Quoi ! sa nièce connaissait la démarche du chef
d’escadron ! Et elle avait l’audace de l’avouer !…
– C’est une indignité !
s’écria-t-elle, une impudence sans nom !… Ah !
mademoiselle, vous tenez à rester pour connaître ma réponse !
Eh bien ! la voici : « Jamais, moi vivante, vous
n’épouserez ce grossier soudard ! » Est-ce assez
catégorique, êtes-vous satisfaite, et irez-vous maintenant préparer
nos malles ?…
Mais c’est bien inutilement que la vieille
fille essayait de ressaisir l’empire qu’elle s’imaginait avoir sur
Élisabeth.
Cette volonté, qu’elle pliait comme l’osier,
au vent de ses moindres caprices, se redressait tout à coup,
inflexible comme l’acier. Pâle, mais l’œil étincelant d’une
inébranlable énergie :
– Pardonnez-moi, ma tante, commença la
jeune fille…
– Quoi ! encore ?
– Votre décision ne saurait être
définitive… Vous ne m’avez pas consultée… Je suis orpheline, j’ai
un conseil de famille…
La colère, à la fin, une de ces terribles
colères blanches de dévote, chassait des flots de bile au cerveau
de Mlle de la Rochecordeau et blêmissait ses
lèvres.
– Ah ! taisez-vous,
malheureuse ! interrompit-elle. Votre conseil de
famille ! Est-ce lui qui vous recevrait, si je vous prenais
par le bras et si je vous mettais dehors, si je vous chassais de
cette maison que vous déshonorez ?…
Éperdue de fureur, on ne sait à quelles
extrémités elle se serait portée, si le baron de Glorière ne fût
arrivé, dont la présence soudaine lui produisit l’effet d’une
douche glacée.
– Ah !… vous venez sans doute jouir
de votre ouvrage ? lui dit-elle.
Il arrivait de Montoire. Il avait visité, l’un
après l’autre, tous les parents qui composaient le conseil de
famille, et il apportait de chacun d’eux une adhésion formelle au
mariage de Mlle de Lespéran.
– Je sais que ce n’est pas absolument
régulier, dit-il à la vieille fille ; mais, si vous l’exigez,
je vais aller trouver le juge de paix et provoquer, comme c’est mon
droit, une réunion dans les formes.
– C’est inutile ! gémit
Mlle de la Rochecordeau.
Écrasée sous les ruines de toutes ses
espérances, elle s’était affaissée sur un fauteuil, et de grosses
larmes, larmes de rage, roulaient le long de ses joues livides.

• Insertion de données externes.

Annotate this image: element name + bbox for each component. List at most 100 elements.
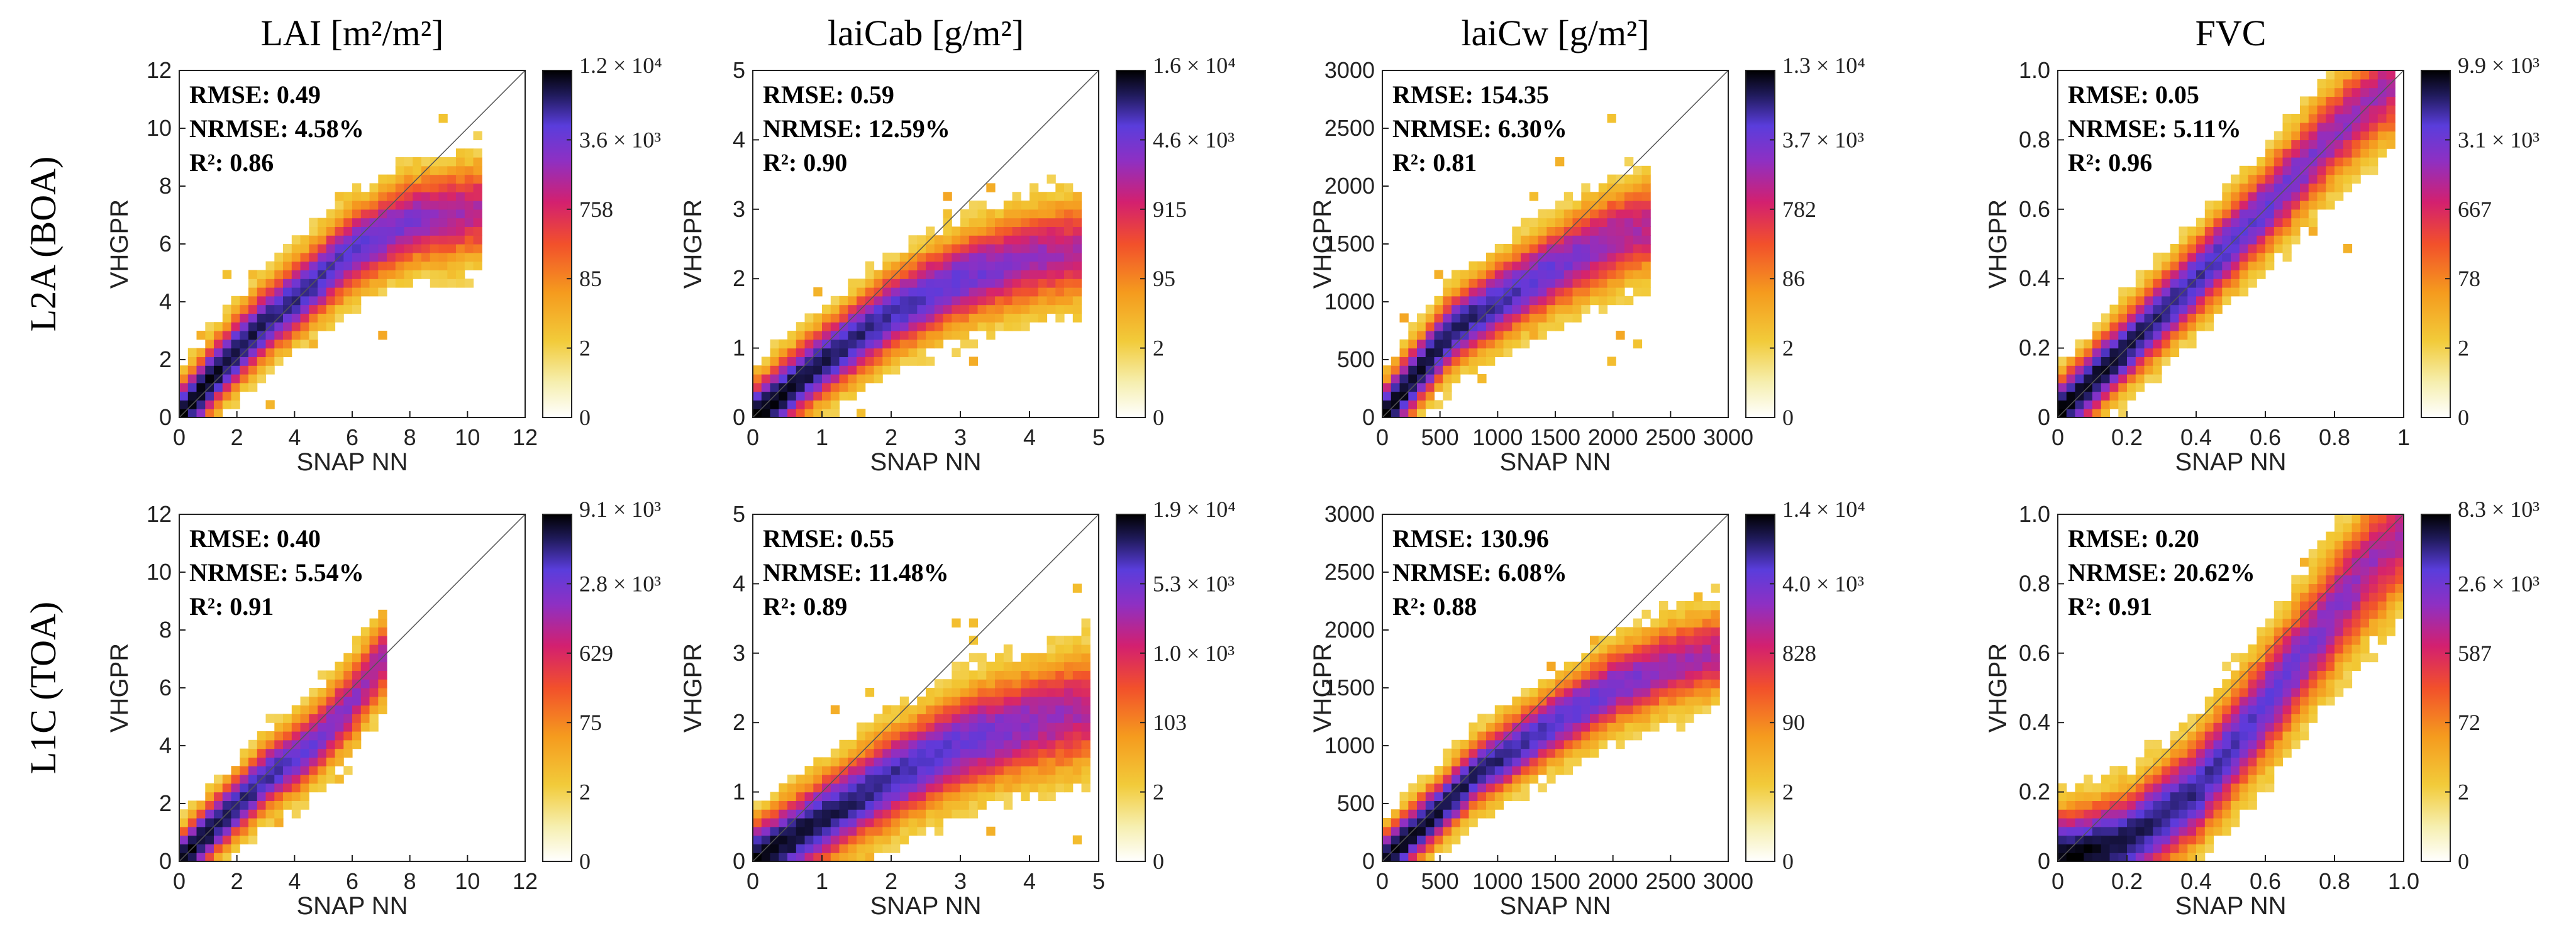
heatmap-cell (753, 382, 762, 392)
heatmap-cell (231, 365, 240, 375)
heatmap-cell (1038, 235, 1048, 245)
heatmap-cell (214, 322, 223, 331)
heatmap-cell (1503, 313, 1513, 323)
heatmap-cell (404, 192, 413, 201)
heatmap-cell (1012, 296, 1021, 306)
heatmap-cell (899, 757, 909, 766)
heatmap-cell (1616, 705, 1625, 714)
heatmap-cell (343, 201, 353, 210)
heatmap-cell (1650, 670, 1660, 680)
heatmap-cell (2153, 853, 2162, 862)
heatmap-cell (1676, 661, 1685, 671)
heatmap-cell (1434, 783, 1443, 793)
heatmap-cell (1650, 714, 1660, 723)
heatmap-cell (2204, 783, 2214, 793)
heatmap-cell (857, 783, 866, 793)
heatmap-cell (283, 792, 292, 801)
heatmap-cell (1581, 748, 1591, 758)
heatmap-cell (813, 400, 823, 409)
heatmap-cell (839, 853, 848, 862)
heatmap-cell (2395, 522, 2404, 533)
heatmap-cell (1607, 201, 1616, 210)
heatmap-cell (787, 365, 797, 375)
heatmap-cell (2360, 96, 2370, 106)
heatmap-cell (2273, 183, 2284, 192)
heatmap-cell (438, 218, 448, 227)
heatmap-cell (960, 757, 970, 766)
heatmap-cell (2273, 705, 2284, 714)
heatmap-cell (2369, 627, 2379, 636)
x-tick-label: 1.0 (2388, 868, 2419, 894)
heatmap-cell (822, 313, 831, 323)
heatmap-cell (2231, 226, 2240, 236)
heatmap-cell (960, 279, 970, 288)
heatmap-cell (2282, 226, 2292, 236)
heatmap-cell (1477, 339, 1487, 349)
heatmap-cell (1598, 296, 1608, 306)
y-tick-label: 10 (147, 115, 172, 141)
heatmap-cell (1521, 252, 1530, 262)
heatmap-cell (1055, 644, 1065, 654)
heatmap-cell (1391, 356, 1401, 366)
heatmap-cell (857, 313, 866, 323)
heatmap-cell (2204, 809, 2214, 819)
heatmap-cell (1417, 356, 1426, 366)
heatmap-cell (1685, 653, 1694, 663)
heatmap-cell (1624, 696, 1634, 706)
heatmap-cell (891, 287, 901, 297)
heatmap-cell (1555, 252, 1565, 262)
heatmap-cell (2196, 835, 2206, 844)
heatmap-cell (917, 279, 926, 288)
heatmap-cell (1529, 748, 1539, 758)
heatmap-cell (222, 400, 232, 409)
y-tick-label: 0.2 (2019, 335, 2050, 361)
heatmap-cell (1659, 653, 1668, 663)
heatmap-cell (464, 174, 474, 184)
heatmap-cell (2386, 514, 2396, 524)
heatmap-cell (2075, 844, 2084, 853)
heatmap-cell (848, 844, 857, 853)
heatmap-cell (2187, 252, 2197, 262)
heatmap-cell (1417, 844, 1426, 853)
heatmap-cell (1494, 322, 1504, 331)
heatmap-cell (2369, 131, 2379, 140)
one-to-one-line (1382, 514, 1729, 862)
heatmap-cell (378, 235, 387, 245)
heatmap-cell (265, 331, 275, 340)
heatmap-cell (413, 244, 422, 253)
heatmap-cell (943, 209, 952, 219)
y-tick-label: 2 (159, 790, 172, 816)
heatmap-cell (2066, 365, 2076, 375)
heatmap-cell (1055, 688, 1065, 697)
heatmap-cell (187, 356, 197, 366)
heatmap-cell (309, 748, 318, 758)
heatmap-cell (779, 853, 788, 862)
heatmap-cell (2369, 114, 2379, 123)
heatmap-cell (360, 270, 370, 279)
heatmap-cell (395, 218, 405, 227)
heatmap-cell (2343, 114, 2353, 123)
heatmap-cell (456, 174, 465, 184)
heatmap-cell (343, 653, 353, 663)
x-tick-label: 2 (231, 868, 243, 894)
heatmap-cell (2213, 809, 2223, 819)
heatmap-cell (196, 374, 206, 384)
heatmap-cell (352, 714, 362, 723)
heatmap-cell (899, 792, 909, 801)
heatmap-cell (2326, 558, 2335, 567)
heatmap-cell (309, 261, 318, 270)
heatmap-cell (1590, 218, 1599, 227)
colorbar-tick-label: 2 (1153, 780, 1164, 805)
heatmap-cell (1641, 705, 1651, 714)
heatmap-cell (248, 322, 258, 331)
heatmap-cell (2084, 844, 2093, 853)
heatmap-cell (1503, 739, 1513, 749)
heatmap-cell (2231, 279, 2240, 288)
heatmap-cell (1081, 670, 1091, 680)
heatmap-cell (1590, 287, 1599, 297)
heatmap-cell (960, 304, 970, 314)
heatmap-cell (1038, 192, 1048, 201)
heatmap-cell (326, 252, 336, 262)
heatmap-cell (1030, 261, 1039, 270)
heatmap-cell (2213, 235, 2223, 245)
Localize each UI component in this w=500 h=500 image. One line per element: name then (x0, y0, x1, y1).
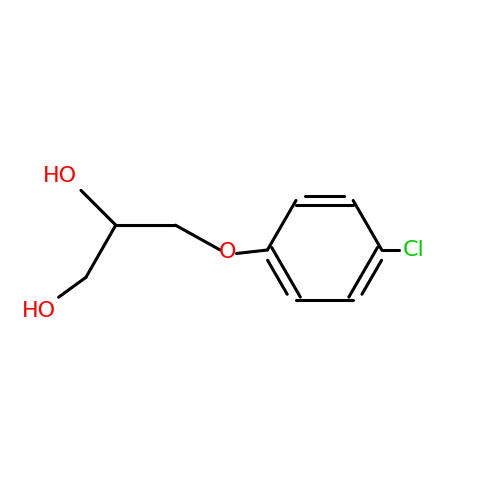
Text: HO: HO (22, 301, 56, 321)
Text: O: O (219, 242, 236, 262)
Text: HO: HO (43, 166, 77, 186)
Text: Cl: Cl (403, 240, 425, 260)
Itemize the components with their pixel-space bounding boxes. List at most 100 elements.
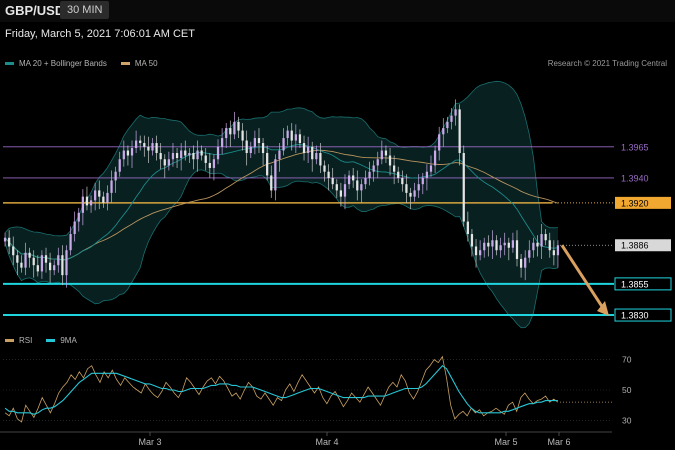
candle	[487, 235, 490, 257]
candle-body	[438, 134, 441, 151]
legend-item-ma50[interactable]: MA 50	[120, 59, 158, 68]
candle-body	[12, 246, 15, 256]
candle-body	[552, 250, 555, 256]
candle-body	[347, 175, 351, 185]
candle-body	[249, 146, 252, 154]
candle	[364, 170, 367, 190]
legend-label-ma50: MA 50	[134, 59, 158, 68]
level-label-box	[614, 277, 672, 291]
candle-body	[450, 115, 453, 122]
rsi-gridline-70: 70	[3, 355, 632, 365]
candle-body	[220, 138, 224, 147]
candle	[438, 126, 441, 161]
level-label: 1.3855	[621, 279, 649, 289]
candle-body	[331, 177, 334, 185]
candle	[384, 145, 388, 163]
candle	[220, 128, 224, 155]
candle	[216, 139, 220, 165]
candle	[241, 123, 244, 151]
candle-body	[343, 184, 347, 197]
candle	[180, 143, 183, 171]
candle-body	[8, 237, 11, 247]
candle-body	[491, 240, 494, 247]
candle-body	[233, 121, 236, 135]
candle	[462, 145, 465, 227]
candle	[552, 240, 555, 266]
candle-body	[507, 242, 510, 248]
candle-body	[159, 153, 162, 160]
candle	[36, 255, 39, 277]
candle	[479, 240, 482, 261]
candle	[85, 186, 89, 211]
candle-body	[466, 221, 469, 235]
legend-item-rsi[interactable]: RSI	[5, 336, 32, 345]
candle	[196, 140, 199, 172]
candle	[282, 128, 285, 156]
candle-body	[229, 128, 232, 135]
ma20-line	[4, 144, 559, 261]
candle	[356, 170, 359, 201]
candle	[532, 237, 535, 258]
rsi-gridline-50: 50	[3, 385, 632, 395]
candle	[298, 129, 302, 149]
candle-body	[417, 184, 420, 191]
candle-body	[274, 159, 277, 191]
candle	[474, 239, 478, 268]
candle-body	[479, 250, 482, 256]
candle-body	[192, 153, 195, 160]
level-pivot-1-3920: 1.3920	[3, 196, 671, 209]
projection-arrow-head	[597, 301, 609, 317]
candle	[368, 161, 371, 186]
candle-body	[225, 128, 228, 139]
level-support-1-3855: 1.3855	[3, 277, 672, 291]
candle	[106, 185, 109, 211]
candle-body	[237, 121, 240, 131]
candle-body	[397, 171, 400, 178]
candle	[3, 232, 7, 247]
candle-body	[241, 130, 244, 141]
candle	[376, 151, 379, 178]
candle	[388, 148, 392, 176]
candle	[245, 130, 248, 166]
legend-item-9ma[interactable]: 9MA	[46, 336, 77, 345]
candle	[77, 207, 80, 232]
candle-body	[315, 153, 318, 160]
candle-body	[536, 242, 539, 247]
candle-body	[462, 153, 465, 222]
x-tick-label: Mar 3	[138, 437, 161, 447]
candle-body	[503, 242, 506, 246]
candles	[3, 99, 560, 288]
candle	[171, 143, 175, 167]
candle	[200, 145, 203, 161]
candle	[175, 148, 179, 168]
candle-body	[32, 257, 35, 266]
candle	[20, 255, 23, 273]
candle	[343, 174, 347, 210]
candle	[556, 240, 560, 268]
candle-body	[409, 192, 412, 197]
candle-body	[188, 153, 191, 156]
candle-body	[98, 190, 101, 197]
candle	[397, 166, 400, 183]
bollinger-band-fill	[5, 81, 558, 328]
candle	[327, 164, 330, 191]
legend-item-ma20[interactable]: MA 20 + Bollinger Bands	[5, 59, 107, 68]
bollinger-upper-line	[4, 80, 559, 237]
candle	[507, 237, 510, 261]
candle	[466, 211, 469, 242]
candle-body	[282, 138, 285, 151]
candle-body	[323, 165, 326, 172]
candle-body	[380, 150, 383, 160]
candle-body	[388, 155, 392, 166]
candle-body	[532, 242, 535, 251]
candle	[442, 118, 445, 147]
candle	[237, 116, 240, 139]
candle	[319, 143, 322, 173]
candle	[266, 145, 269, 181]
rsi-series-9ma	[4, 364, 558, 415]
candle	[110, 170, 113, 203]
candle-body	[110, 180, 113, 193]
x-tick-mar-5: Mar 5	[494, 432, 518, 447]
timeframe-button[interactable]: 30 MIN	[60, 1, 110, 19]
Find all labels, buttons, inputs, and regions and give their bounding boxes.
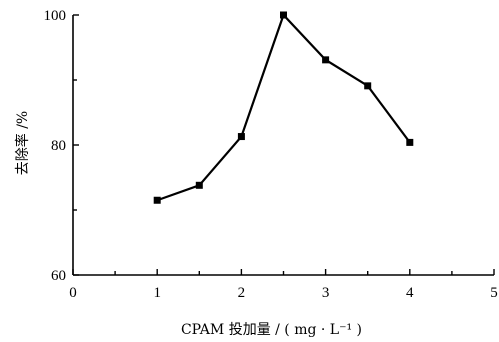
x-tick-label: 5 [490,285,498,301]
series [153,11,414,204]
y-tick-label: 60 [51,268,66,284]
x-tick-label: 0 [69,285,77,301]
series-line [156,12,411,202]
data-point-marker [153,196,161,204]
data-point-marker [280,11,287,19]
axes [72,15,494,276]
data-point-marker [406,138,414,146]
x-tick-label: 3 [322,285,330,301]
data-point-marker [237,133,245,141]
x-axis-title: CPAM 投加量 / ( mg · L⁻¹ ) [181,322,362,338]
data-point-marker [364,82,372,90]
x-tick-label: 1 [153,285,161,301]
y-tick-label: 100 [44,8,67,24]
data-point-marker [195,181,203,189]
y-tick-label: 80 [51,138,66,154]
y-axis-title: 去除率 /% [14,111,31,175]
x-tick-label: 4 [406,285,414,301]
ticks: 0 1 2 3 4 5 60 80 100 [44,8,498,301]
x-tick-label: 2 [238,285,246,301]
data-point-marker [322,56,330,64]
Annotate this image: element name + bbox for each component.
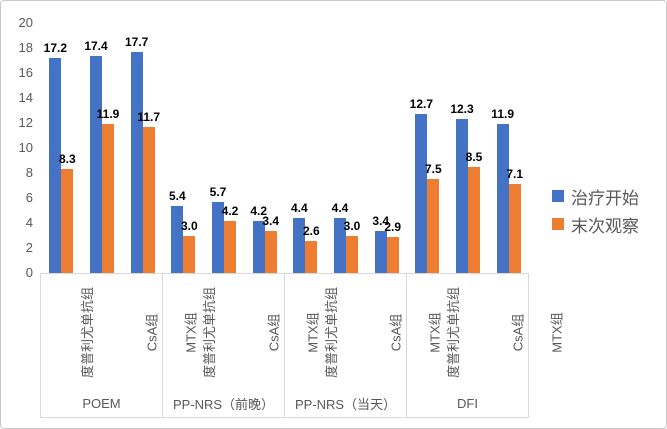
category-label-text: CsA组 xyxy=(144,313,160,351)
value-label: 5.7 xyxy=(209,184,227,199)
group-label: DFI xyxy=(457,396,478,411)
category-label-text: CsA组 xyxy=(266,313,282,351)
y-axis-tick-label: 20 xyxy=(18,15,33,30)
value-label: 7.5 xyxy=(424,162,442,177)
category-label: 度普利尤单抗组 xyxy=(163,274,254,390)
category-label-text: MTX组 xyxy=(183,311,199,353)
group-label: PP-NRS（前晚） xyxy=(172,397,275,412)
bar-treatment-start xyxy=(130,51,143,273)
legend-swatch xyxy=(552,218,564,230)
y-axis-tick-label: 0 xyxy=(25,265,33,280)
category-label: 度普利尤单抗组 xyxy=(285,274,376,390)
legend-item: 末次观察 xyxy=(552,210,639,238)
category-label-row: 度普利尤单抗组 CsA组 MTX组 xyxy=(41,274,198,390)
value-label: 2.6 xyxy=(302,223,320,238)
category-label-text: 度普利尤单抗组 xyxy=(324,286,340,378)
y-axis-tick-label: 8 xyxy=(25,165,33,180)
value-label: 4.4 xyxy=(290,201,308,215)
y-axis-tick-label: 10 xyxy=(18,140,33,155)
value-label: 3.4 xyxy=(262,213,279,228)
bar-treatment-start xyxy=(374,230,387,273)
bar-last-observation xyxy=(224,220,236,273)
legend-label: 末次观察 xyxy=(571,216,639,236)
category-group: 度普利尤单抗组 CsA组 MTX组 PP-NRS（当天） xyxy=(285,274,442,417)
plot-area: 17.2 8.3 17.4 11.9 17.7 11.7 5.4 3.0 5.7 4.2 4.2 3.… xyxy=(41,23,529,273)
value-label: 12.7 xyxy=(409,97,434,112)
value-label: 2.9 xyxy=(384,219,401,234)
value-label: 8.5 xyxy=(465,149,483,164)
value-label: 11.9 xyxy=(96,107,120,122)
category-label-text: MTX组 xyxy=(427,311,443,353)
bar-last-observation xyxy=(183,235,196,273)
category-label: 度普利尤单抗组 xyxy=(407,274,498,390)
value-label: 8.3 xyxy=(58,152,76,167)
category-axis: 度普利尤单抗组 CsA组 MTX组 POEM 度普利尤单抗组 CsA组 MTX组 PP-NRS… xyxy=(40,273,564,418)
legend-item: 治疗开始 xyxy=(552,182,639,210)
category-group: 度普利尤单抗组 CsA组 MTX组 PP-NRS（前晚） xyxy=(163,274,320,417)
value-label: 3.4 xyxy=(372,213,389,228)
bar-treatment-start xyxy=(90,55,102,273)
bar-treatment-start xyxy=(49,58,62,273)
value-label: 17.2 xyxy=(43,41,68,55)
category-label-text: 度普利尤单抗组 xyxy=(446,286,462,378)
value-label: 7.1 xyxy=(506,167,523,182)
category-label: CsA组 xyxy=(498,274,536,390)
category-label-text: MTX组 xyxy=(549,311,565,353)
value-label: 3.0 xyxy=(343,218,361,233)
category-label-text: 度普利尤单抗组 xyxy=(80,286,96,378)
bar-last-observation xyxy=(61,169,74,273)
category-label-text: MTX组 xyxy=(305,311,321,353)
bar-treatment-start xyxy=(496,124,509,273)
bar-treatment-start xyxy=(334,218,346,273)
bar-last-observation xyxy=(508,184,521,273)
legend-label: 治疗开始 xyxy=(571,188,639,208)
y-axis-tick-label: 4 xyxy=(25,215,33,230)
value-label: 4.2 xyxy=(221,203,239,218)
legend: 治疗开始 末次观察 xyxy=(552,182,639,238)
value-label: 11.7 xyxy=(137,109,161,124)
category-group: 度普利尤单抗组 CsA组 MTX组 DFI xyxy=(407,274,564,417)
group-label: PP-NRS（当天） xyxy=(294,397,397,412)
bar-last-observation xyxy=(142,126,155,273)
bar-treatment-start xyxy=(212,201,224,273)
bar-treatment-start xyxy=(293,218,306,273)
bar-last-observation xyxy=(386,236,399,273)
bar-treatment-start xyxy=(456,119,468,273)
bar-last-observation xyxy=(468,166,480,273)
y-axis-tick-label: 14 xyxy=(18,90,33,105)
bar-treatment-start xyxy=(415,114,428,273)
y-axis-tick-label: 18 xyxy=(18,40,33,55)
bar-last-observation xyxy=(346,235,358,273)
bar-last-observation xyxy=(305,240,318,273)
bar-treatment-start xyxy=(171,205,184,273)
bar-last-observation xyxy=(102,124,114,273)
value-label: 5.4 xyxy=(168,188,186,203)
bar-last-observation xyxy=(264,230,277,273)
value-label: 4.4 xyxy=(331,201,349,215)
category-label-text: CsA组 xyxy=(510,313,526,351)
value-label: 4.2 xyxy=(250,203,267,218)
y-axis-tick-label: 6 xyxy=(25,190,33,205)
category-label-text: CsA组 xyxy=(388,313,404,351)
value-label: 17.4 xyxy=(84,38,108,53)
bar-treatment-start xyxy=(252,220,265,273)
bar-last-observation xyxy=(427,179,440,273)
value-label: 12.3 xyxy=(450,102,474,117)
legend-swatch xyxy=(552,190,564,202)
y-axis-tick-label: 16 xyxy=(18,65,33,80)
group-label: POEM xyxy=(82,396,121,411)
category-group: 度普利尤单抗组 CsA组 MTX组 POEM xyxy=(41,274,198,417)
value-label: 3.0 xyxy=(180,218,198,233)
category-label-text: 度普利尤单抗组 xyxy=(202,286,218,378)
value-label: 11.9 xyxy=(491,107,515,122)
value-label: 17.7 xyxy=(124,34,149,49)
category-label: 度普利尤单抗组 xyxy=(41,274,132,390)
category-label: MTX组 xyxy=(536,274,576,390)
y-axis-tick-label: 12 xyxy=(18,115,33,130)
y-axis-tick-label: 2 xyxy=(25,240,33,255)
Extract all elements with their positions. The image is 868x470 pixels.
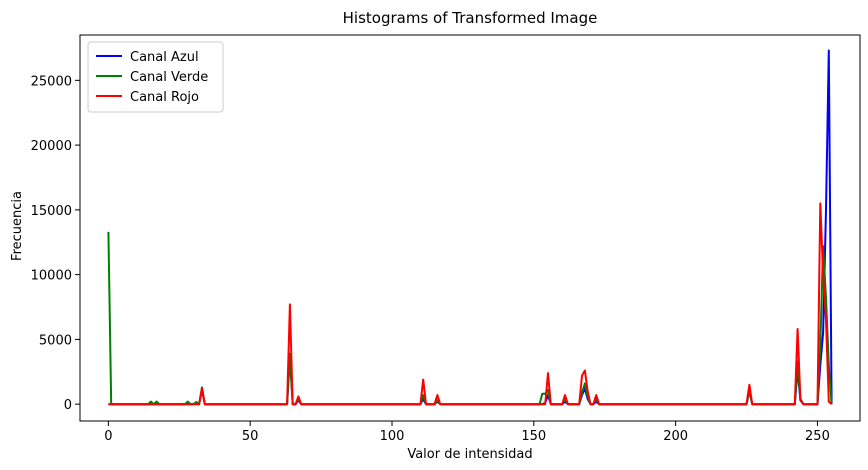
y-tick-label: 25000 bbox=[31, 74, 72, 89]
y-tick-label: 15000 bbox=[31, 204, 72, 219]
x-tick-label: 200 bbox=[663, 429, 688, 444]
x-tick-label: 150 bbox=[521, 429, 546, 444]
x-tick-label: 250 bbox=[805, 429, 830, 444]
x-tick-label: 0 bbox=[104, 429, 112, 444]
series-line-1 bbox=[107, 231, 833, 406]
y-tick-label: 20000 bbox=[31, 139, 72, 154]
legend-label-1: Canal Verde bbox=[130, 70, 208, 85]
legend-box bbox=[87, 41, 224, 113]
y-tick-label: 5000 bbox=[39, 333, 72, 348]
legend-label-2: Canal Rojo bbox=[130, 90, 199, 105]
plot-area: 0 50 100 150 200 250 0 5000 10000 15000 20000 25000… bbox=[31, 34, 861, 444]
y-tick-label: 10000 bbox=[31, 269, 72, 284]
x-axis-title: Valor de intensidad bbox=[407, 447, 532, 462]
y-tick-label: 0 bbox=[64, 398, 72, 413]
series-line-2 bbox=[108, 202, 833, 406]
plot-frame bbox=[79, 34, 861, 422]
x-tick-label: 50 bbox=[242, 429, 259, 444]
y-axis-title: Frecuencia bbox=[10, 191, 25, 261]
legend-label-0: Canal Azul bbox=[130, 50, 199, 65]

Si grande semblait sa douleur, que
Mlle de Lespéran, profondément troublée,
regretta sa fermeté… Toutes les humiliations dont on lui avait fait
payer une hospitalité de douze ans s’effaçaient… Elle ne voyait
plus que l’hospitalité elle-même.
Ah ! Mlle de la
Rochecordeau eut beau jeu un moment… D’un mot, d’une caresse
hypocrite, elle enchaînait de nouveau sa nièce et retardait
définitivement le mariage. Mais au lieu de cela, voyant Élisabeth
s’avancer :
– Retire-toi ! lui dit-elle, de
l’accent de la haine la plus violente, retire-toi ! Ah !
tu triomphes, aujourd’hui !… Ce n’est pas pour longtemps. Dieu
punit les ingrats, et ton mari me vengera. Va ! tu ne seras
jamais aussi malheureuse que je le souhaite.